KNN function wording
import numpy as np
from math import sqrt
from collections import Counter
def KNN_classify(k,X_train,y_train,x):
assert 1<=k<X_train.shape[0],"k must be valid"
assert X_train.shape[0] == y_train.shape[0],\
"the size of X_train must equal to the size of y_train"
assert X_train.shape[1] == x.shape[0],\
"the feature number of x must be equal to X_train"
distances=[sqrt(np.sum((X_train-x)**2)) for x_train in X_train]
nearest=np.argsort(distances)
topK_y=[y_train[i] for i in nearest[:k]]
votes=Counter(topK_y)
return votes.most_common(1)[0][0] #返回类型
Scikit-learn using the KNN
from sklearn.neighbors import KNeighborsClassifier
import numpy as np
KNN_classifier=KNeighborsClassifier(n_neighbors=6) #传入k的值
#这里我随便搞的训练数据
x_train=np.arange(0,100).reshape(-1,2) #x是矩阵
y_train=np.random.randint(0,2,50) #y是数组
KNN_classifier.fit(x_train,y_train) #传入训练数据集
x=np.array([1,3]) #测试数据
x=x.reshape(1,-1) #测试数据只能传矩阵为参数
y=KNN_classifier.predict(x)[0] #因为我只测试了一组数据,所以取[0]即可
KNN class writing
KNN.py
import numpy as np
from math import sqrt
from collections import Counter
from K近邻算法包.metrics import accuracy_score
class KNNClassifier:
def __init__(self, k):
"""初始化kNN分类器"""
assert k >= 1, "k must be valid"
self.k = k
self._X_train = None #私有变量
self._y_train = None
def fit(self, X_train, y_train):
"""根据训练数据集X_train和y_train训练kNN分类器"""
assert X_train.shape[0] == y_train.shape[0], \
"the size of X_train must be equal to the size of y_train"
assert self.k <= X_train.shape[0], \
"the size of X_train must be at least k."
self._X_train = X_train
self._y_train = y_train
return self
def predict(self, X_predict):
"""给定待预测数据集X_predict,返回表示X_predict的结果向量"""

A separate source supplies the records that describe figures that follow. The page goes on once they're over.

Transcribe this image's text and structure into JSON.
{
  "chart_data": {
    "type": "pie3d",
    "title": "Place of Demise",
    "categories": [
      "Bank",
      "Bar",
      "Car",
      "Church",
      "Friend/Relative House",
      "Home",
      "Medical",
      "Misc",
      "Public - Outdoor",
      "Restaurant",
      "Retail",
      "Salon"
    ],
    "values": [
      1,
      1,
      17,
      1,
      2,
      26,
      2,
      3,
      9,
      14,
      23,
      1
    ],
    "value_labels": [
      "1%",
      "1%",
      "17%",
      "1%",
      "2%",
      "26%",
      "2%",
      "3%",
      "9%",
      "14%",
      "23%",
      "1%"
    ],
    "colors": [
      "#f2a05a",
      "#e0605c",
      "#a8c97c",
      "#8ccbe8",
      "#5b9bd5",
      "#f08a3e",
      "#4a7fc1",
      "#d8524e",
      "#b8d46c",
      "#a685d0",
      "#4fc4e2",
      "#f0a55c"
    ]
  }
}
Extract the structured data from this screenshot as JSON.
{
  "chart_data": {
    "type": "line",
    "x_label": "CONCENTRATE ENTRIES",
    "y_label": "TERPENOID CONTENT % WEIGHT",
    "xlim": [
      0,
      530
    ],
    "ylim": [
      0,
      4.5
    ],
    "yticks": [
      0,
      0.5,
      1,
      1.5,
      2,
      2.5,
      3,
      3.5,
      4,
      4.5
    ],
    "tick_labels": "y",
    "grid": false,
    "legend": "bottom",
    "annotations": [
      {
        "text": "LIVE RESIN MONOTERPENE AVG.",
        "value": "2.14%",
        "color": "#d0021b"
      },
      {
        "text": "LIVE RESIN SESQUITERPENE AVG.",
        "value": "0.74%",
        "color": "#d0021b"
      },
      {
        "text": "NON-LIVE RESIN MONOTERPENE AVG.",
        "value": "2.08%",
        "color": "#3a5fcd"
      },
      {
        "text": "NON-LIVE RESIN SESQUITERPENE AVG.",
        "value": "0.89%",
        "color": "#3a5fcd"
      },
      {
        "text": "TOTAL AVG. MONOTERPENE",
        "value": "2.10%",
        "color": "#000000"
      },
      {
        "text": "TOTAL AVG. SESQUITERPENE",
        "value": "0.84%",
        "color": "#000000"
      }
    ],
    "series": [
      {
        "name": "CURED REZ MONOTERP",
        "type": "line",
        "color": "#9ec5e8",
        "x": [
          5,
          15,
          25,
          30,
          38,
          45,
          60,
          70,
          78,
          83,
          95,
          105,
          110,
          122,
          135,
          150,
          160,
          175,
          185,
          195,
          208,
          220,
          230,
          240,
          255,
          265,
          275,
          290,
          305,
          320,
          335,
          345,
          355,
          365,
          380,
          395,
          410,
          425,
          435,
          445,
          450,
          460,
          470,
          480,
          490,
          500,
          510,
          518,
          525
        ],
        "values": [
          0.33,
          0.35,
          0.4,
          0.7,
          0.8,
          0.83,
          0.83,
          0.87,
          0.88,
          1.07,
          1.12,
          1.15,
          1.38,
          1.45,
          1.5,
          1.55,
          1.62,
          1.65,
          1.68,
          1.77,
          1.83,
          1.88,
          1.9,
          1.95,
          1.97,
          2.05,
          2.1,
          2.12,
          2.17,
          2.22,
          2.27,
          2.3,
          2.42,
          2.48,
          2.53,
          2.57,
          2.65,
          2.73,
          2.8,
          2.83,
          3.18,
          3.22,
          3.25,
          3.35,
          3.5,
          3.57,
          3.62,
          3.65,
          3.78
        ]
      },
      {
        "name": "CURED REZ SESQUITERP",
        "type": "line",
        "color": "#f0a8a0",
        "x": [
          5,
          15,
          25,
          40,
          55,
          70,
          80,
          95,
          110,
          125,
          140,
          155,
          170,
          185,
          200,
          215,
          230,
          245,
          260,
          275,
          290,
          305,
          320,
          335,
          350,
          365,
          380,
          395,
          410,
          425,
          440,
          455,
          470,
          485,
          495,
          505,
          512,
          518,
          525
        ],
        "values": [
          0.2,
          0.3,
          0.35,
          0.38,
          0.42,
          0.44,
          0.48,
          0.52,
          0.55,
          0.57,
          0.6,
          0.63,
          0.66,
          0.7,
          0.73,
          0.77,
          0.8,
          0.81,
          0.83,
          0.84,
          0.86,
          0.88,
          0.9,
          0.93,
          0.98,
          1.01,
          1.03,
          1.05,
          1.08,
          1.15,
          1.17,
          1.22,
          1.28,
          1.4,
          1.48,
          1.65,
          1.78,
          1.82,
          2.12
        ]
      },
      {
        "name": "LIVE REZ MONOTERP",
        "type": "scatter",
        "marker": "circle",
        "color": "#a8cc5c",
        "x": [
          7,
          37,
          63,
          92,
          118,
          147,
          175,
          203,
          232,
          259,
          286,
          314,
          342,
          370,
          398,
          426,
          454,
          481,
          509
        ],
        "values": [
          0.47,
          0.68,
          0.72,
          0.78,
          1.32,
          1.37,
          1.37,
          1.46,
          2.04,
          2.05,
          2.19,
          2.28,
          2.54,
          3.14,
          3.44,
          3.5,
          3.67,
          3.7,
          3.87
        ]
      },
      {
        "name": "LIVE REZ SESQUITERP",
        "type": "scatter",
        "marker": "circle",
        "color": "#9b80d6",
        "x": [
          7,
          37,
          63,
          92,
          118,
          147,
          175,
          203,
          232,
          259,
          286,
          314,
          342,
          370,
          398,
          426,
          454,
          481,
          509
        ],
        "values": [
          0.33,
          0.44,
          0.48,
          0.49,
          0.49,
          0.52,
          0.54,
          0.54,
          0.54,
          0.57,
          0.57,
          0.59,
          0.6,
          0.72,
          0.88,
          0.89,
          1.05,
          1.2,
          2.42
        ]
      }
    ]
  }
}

assert self._X_train is not None and self._y_train is not None, \
"must fit before predict!"
assert X_predict.shape[1] == self._X_train.shape[1], \
"the feature number of X_predict must be equal to X_train"
y_predict = [self._predict(x) for x in X_predict]
return np.array(y_predict)
def _predict(self, x):
"""给定单个待预测数据x,返回x的预测结果值"""
assert x.shape[0] == self._X_train.shape[1], \
"the feature number of x must be equal to X_train"
distances = [sqrt(np.sum((x_train - x) ** 2))
for x_train in self._X_train]
nearest = np.argsort(distances)
topK_y = [self._y_train[i] for i in nearest[:self.k]]
votes = Counter(topK_y)
return votes.most_common(1)[0][0]
def __repr__(self): #自我描述,在创建对象时打印
return "KNN(k=%d)" % self.k
Test algorithm accuracy
model_selection.py:
import numpy as np
def train_test_split(X, y, test_ratio=0.2, seed=None):
"""将数据 X 和 y 按照test_ratio分割成X_train, X_test, y_train, y_test"""
assert X.shape[0] == y.shape[0], \
"the size of X must be equal to the size of y"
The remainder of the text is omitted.